FDA's Trusted Cloud Platform
By Todd Simpson, Chief Information Officer, FDA
Data submission and data sharing at the FDA is as complex as it is unique. Data sharing and collaboration was more of a challenge in the past, but with the advancements in digital technology and transformation towards cloud adaption, FDA has increased its ability to support the critical components of our mission.
The FDA, in conjunction with the Department of Health and Human Services (HHS), had several reasons to expedite the transformation and adaption of leading-edge offerings in the cloud arena. While the need to identify IT innovation and transformation was ramping up, the work of adopting cloud assessments, sponsorship of government FedRAMP, internal agency-wide security assessment, and authorization (SA&A) process was becoming incredibly resource intensive. It also demanded that leadership strategically establish a dedicated team that would not only consider the business requirements and its cloud availability, but also anticipate its system and security needs well in advance. This team would need to ensure that the cloud adaption and transformation process is seamless for the FDA staff as well as compliant with Office of Management and Budget (OMB), Department of Homeland Security (DHS), National Institute of Standards and Technology (NIST), HHS, and FDA requirements.
FDA’s trusted cloud platform offerings have resulted in the implementation of applications enabling a digital transformation for the agency
The FDA embarked on a journey to establish an agency-wide trusted cloud platform. This platform is comprised of a multi-cloud services platform that provides a range of offerings to meet the cloud resource needs of all FDA customers, including staff, and external firms. The goal of this platform is to advance data analytics in order to process fast and efficient quality metrics in direct support of its public health mission.

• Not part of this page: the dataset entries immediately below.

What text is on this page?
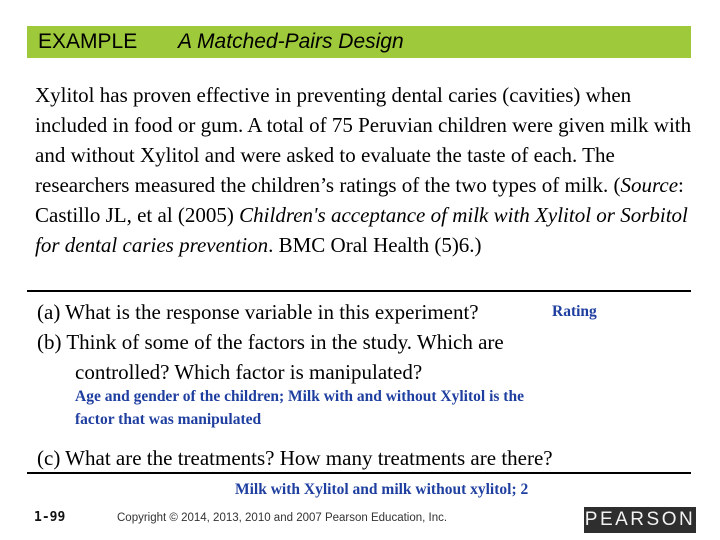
EXAMPLE A Matched-Pairs Design
Xylitol has proven effective in preventing dental caries (cavities) when included in food or gum. A total of 75 Peruvian children were given milk with and without Xylitol and were asked to evaluate the taste of each. The researchers measured the children’s ratings of the two types of milk. (Source: Castillo JL, et al (2005) Children's acceptance of milk with Xylitol or Sorbitol for dental caries prevention. BMC Oral Health (5)6.)
(a) What is the response variable in this experiment?	Rating
(b) Think of some of the factors in the study. Which are
controlled? Which factor is manipulated?
Age and gender of the children; Milk with and without Xylitol is the
factor that was manipulated
(c) What are the treatments? How many treatments are there?
Milk with Xylitol and milk without xylitol; 2
1-99	Copyright © 2014, 2013, 2010 and 2007 Pearson Education, Inc.	PEARSON
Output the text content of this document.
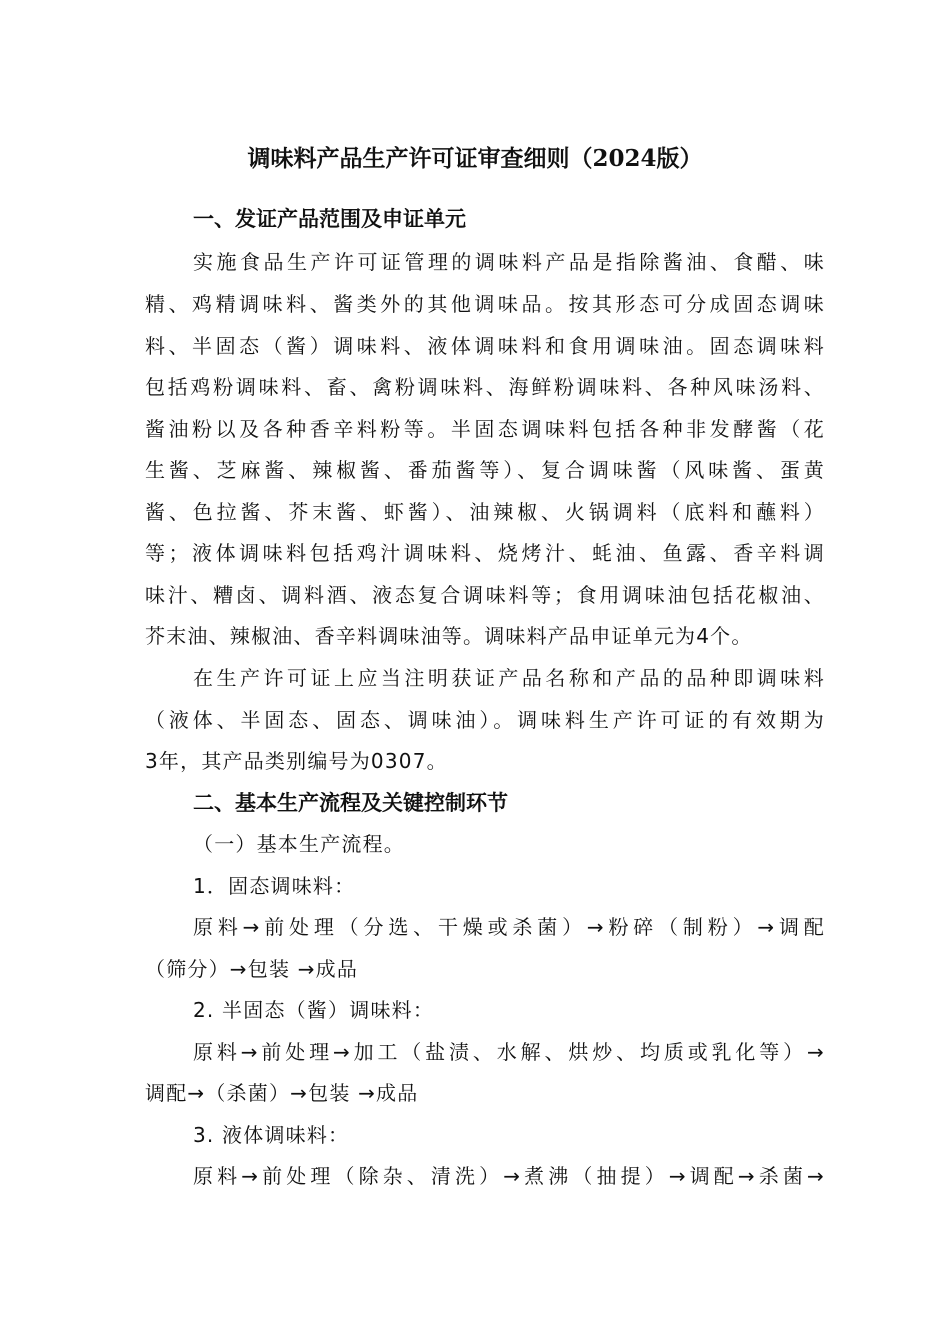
调味料产品生产许可证审查细则（2024版）
一、发证产品范围及申证单元
实施食品生产许可证管理的调味料产品是指除酱油、食醋、味
精、鸡精调味料、酱类外的其他调味品。按其形态可分成固态调味
料、半固态（酱）调味料、液体调味料和食用调味油。固态调味料
包括鸡粉调味料、畜、禽粉调味料、海鲜粉调味料、各种风味汤料、
酱油粉以及各种香辛料粉等。半固态调味料包括各种非发酵酱（花
生酱、芝麻酱、辣椒酱、番茄酱等）、复合调味酱（风味酱、蛋黄
酱、色拉酱、芥末酱、虾酱）、油辣椒、火锅调料（底料和蘸料）
等；液体调味料包括鸡汁调味料、烧烤汁、蚝油、鱼露、香辛料调
味汁、糟卤、调料酒、液态复合调味料等；食用调味油包括花椒油、
芥末油、辣椒油、香辛料调味油等。调味料产品申证单元为4个。
在生产许可证上应当注明获证产品名称和产品的品种即调味料
（液体、半固态、固态、调味油）。调味料生产许可证的有效期为
3年，其产品类别编号为0307。
二、基本生产流程及关键控制环节
（一）基本生产流程。
1．固态调味料：
原料→前处理（分选、干燥或杀菌）→粉碎（制粉）→调配
（筛分）→包装 →成品
2. 半固态（酱）调味料：
原料→前处理→加工（盐渍、水解、烘炒、均质或乳化等）→
调配→（杀菌）→包装 →成品
3. 液体调味料：
原料→前处理（除杂、清洗）→煮沸（抽提）→调配→杀菌→
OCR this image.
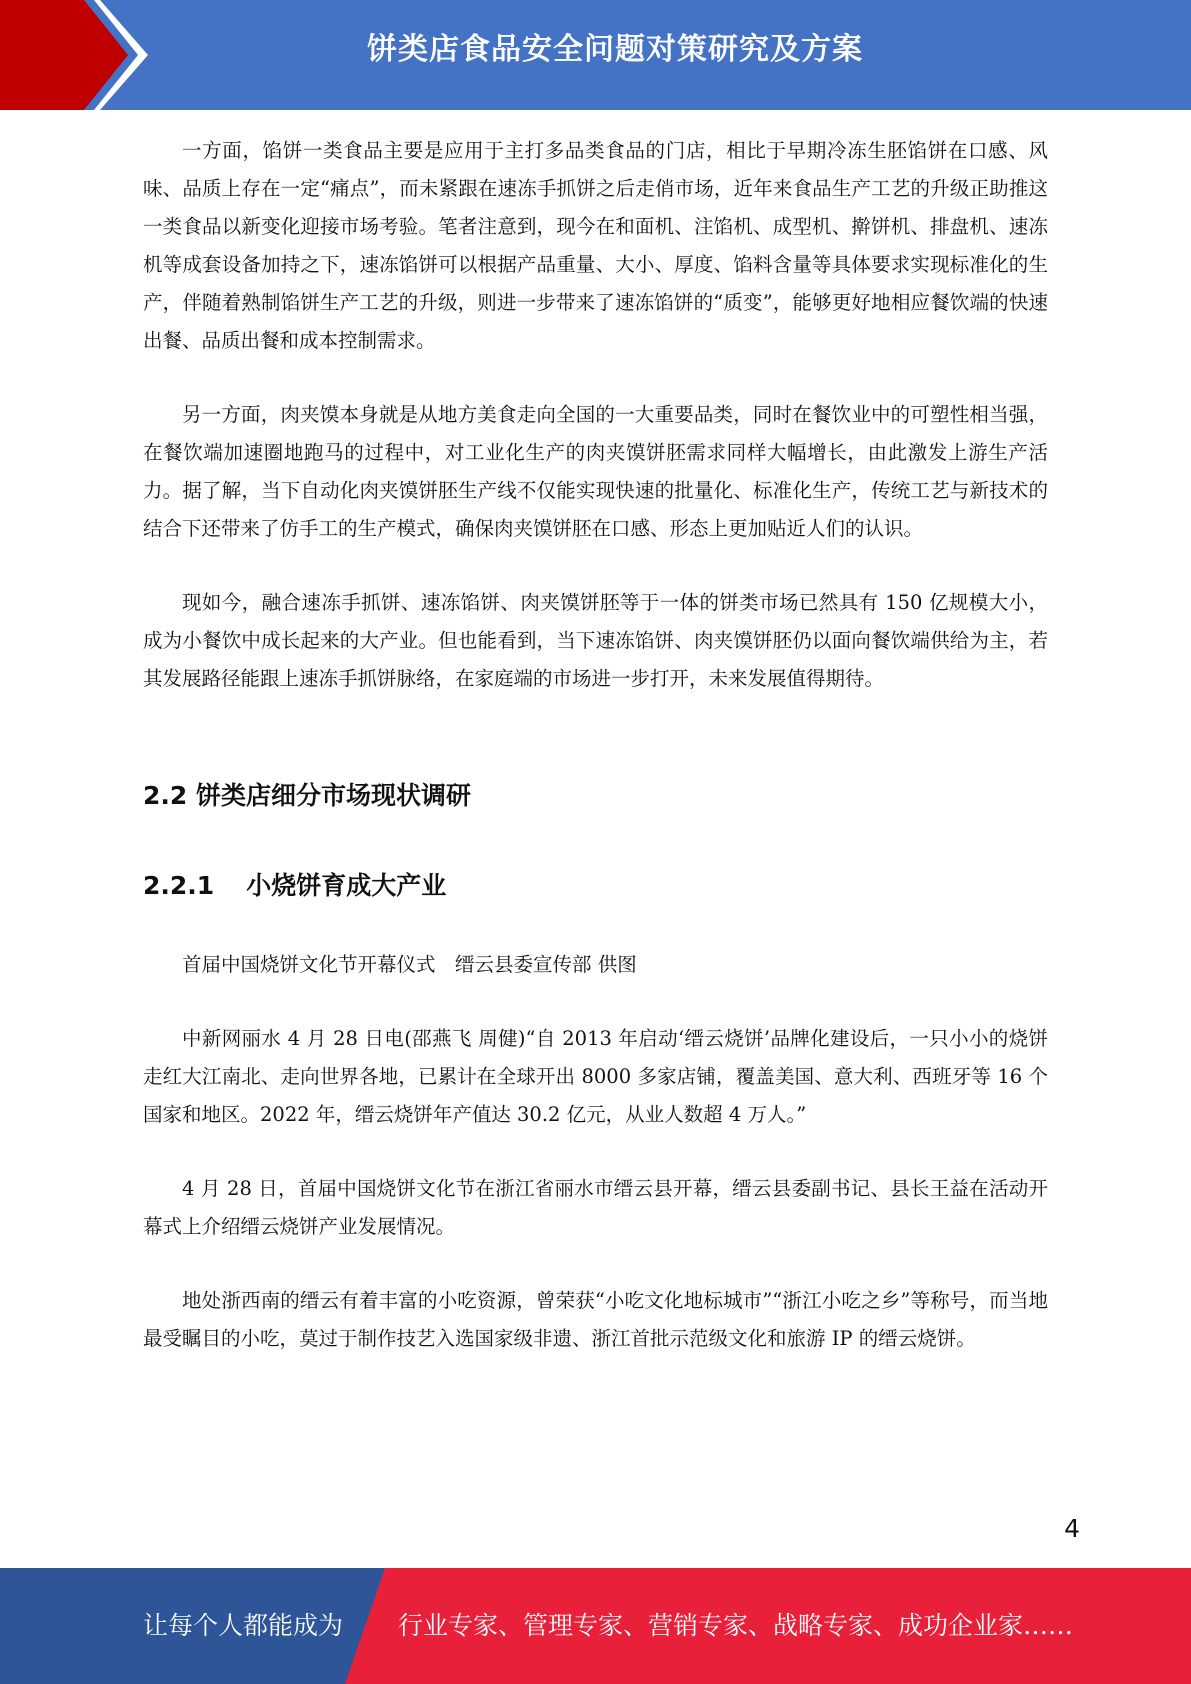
饼类店食品安全问题对策研究及方案

一方面，馅饼一类食品主要是应用于主打多品类食品的门店，相比于早期冷冻生胚馅饼在口感、风味、品质上存在一定“痛点”，而未紧跟在速冻手抓饼之后走俏市场，近年来食品生产工艺的升级正助推这一类食品以新变化迎接市场考验。笔者注意到，现今在和面机、注馅机、成型机、擀饼机、排盘机、速冻机等成套设备加持之下，速冻馅饼可以根据产品重量、大小、厚度、馅料含量等具体要求实现标准化的生产，伴随着熟制馅饼生产工艺的升级，则进一步带来了速冻馅饼的“质变”，能够更好地相应餐饮端的快速出餐、品质出餐和成本控制需求。

另一方面，肉夹馍本身就是从地方美食走向全国的一大重要品类，同时在餐饮业中的可塑性相当强，在餐饮端加速圈地跑马的过程中，对工业化生产的肉夹馍饼胚需求同样大幅增长，由此激发上游生产活力。据了解，当下自动化肉夹馍饼胚生产线不仅能实现快速的批量化、标准化生产，传统工艺与新技术的结合下还带来了仿手工的生产模式，确保肉夹馍饼胚在口感、形态上更加贴近人们的认识。

现如今，融合速冻手抓饼、速冻馅饼、肉夹馍饼胚等于一体的饼类市场已然具有 150 亿规模大小，成为小餐饮中成长起来的大产业。但也能看到，当下速冻馅饼、肉夹馍饼胚仍以面向餐饮端供给为主，若其发展路径能跟上速冻手抓饼脉络，在家庭端的市场进一步打开，未来发展值得期待。

2.2 饼类店细分市场现状调研
2.2.1 小烧饼育成大产业

首届中国烧饼文化节开幕仪式　缙云县委宣传部 供图

中新网丽水 4 月 28 日电(邵燕飞 周健)“自 2013 年启动‘缙云烧饼’品牌化建设后，一只小小的烧饼走红大江南北、走向世界各地，已累计在全球开出 8000 多家店铺，覆盖美国、意大利、西班牙等 16 个国家和地区。2022 年，缙云烧饼年产值达 30.2 亿元，从业人数超 4 万人。”

4 月 28 日，首届中国烧饼文化节在浙江省丽水市缙云县开幕，缙云县委副书记、县长王益在活动开幕式上介绍缙云烧饼产业发展情况。

地处浙西南的缙云有着丰富的小吃资源，曾荣获“小吃文化地标城市”“浙江小吃之乡”等称号，而当地最受瞩目的小吃，莫过于制作技艺入选国家级非遗、浙江首批示范级文化和旅游 IP 的缙云烧饼。

4
让每个人都能成为 行业专家、管理专家、营销专家、战略专家、成功企业家……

FDA’s trusted cloud platform is a cloud-based brokerage model complete with a chargeback model, service-level agreements, and security brokerage model. FDA’s trusted cloud platform offerings have resulted in the implementation of applications enabling a digital transformation for the agency.
The FDA began development of this trusted cloud platform in October of 2015 shortly after releasing the agency’s strategic plan for information technology. The strategic plan set milestones for cloud entry at the FDA. Much of the drive came from a need to stabilize and modernize the infrastructure and set the foundation for an aggressive push toward agile development, micro-services implementation, and ultimately, digital transformation. It was very difficult to discuss and plan disaster recovery options or address system interoperability without a pathway into the cloud.
The trusted cloud platform, consisting of a public and private cloud, is built around six cloud service providers (CSP) which offers many combinations of infrastructure as a service (IaaS), Platform as a service (PaaS), and software as a service (SaaS). The trusted cloud platform has resulted in the successful delivery of applications across different offices within the agency.
The Center for Drug Evaluation and Research (CDER) and Event Data Management (EDM) system are few of the newest capabilities that have been offered using the trusted cloud platform. It has further allowed ingesting, validating, storing, publishing, and managing of pharmaceutical industry-submitted data related to drug manufacturing events. The production system currently uses 11 cloud instances. The number of concurrent connections and types of data varies with each event data use case; till date we have received approximately 227 drug shortage submissions, which were historically executed in a manual fashion. Additionally, FDA has deployed an efficient bi-directional communications system enabling FDA to fulfill its medical counter-measures mission of providing emergency use of investigational medical products during any emergent health situations using a backend cloud service. FDA has also worked with HHS to sponsor the first library system FedRAMP application for a recently implemented cloud-based SaaS solution that replaced several stand-alone vendor hosted client/server applications. Lastly, FDA has begun to migrate to email as a service (EaaS) in the cloud. Use cases like these are accelerating our infrastructure stabilization and consolidation efforts.
All of our work on the trusted cloud platform in recent years has helped our agency’s journey towards a digital future for all of our customers— internal and external. We look forward to continuing this journey to ensure our IT activities support our public health mission.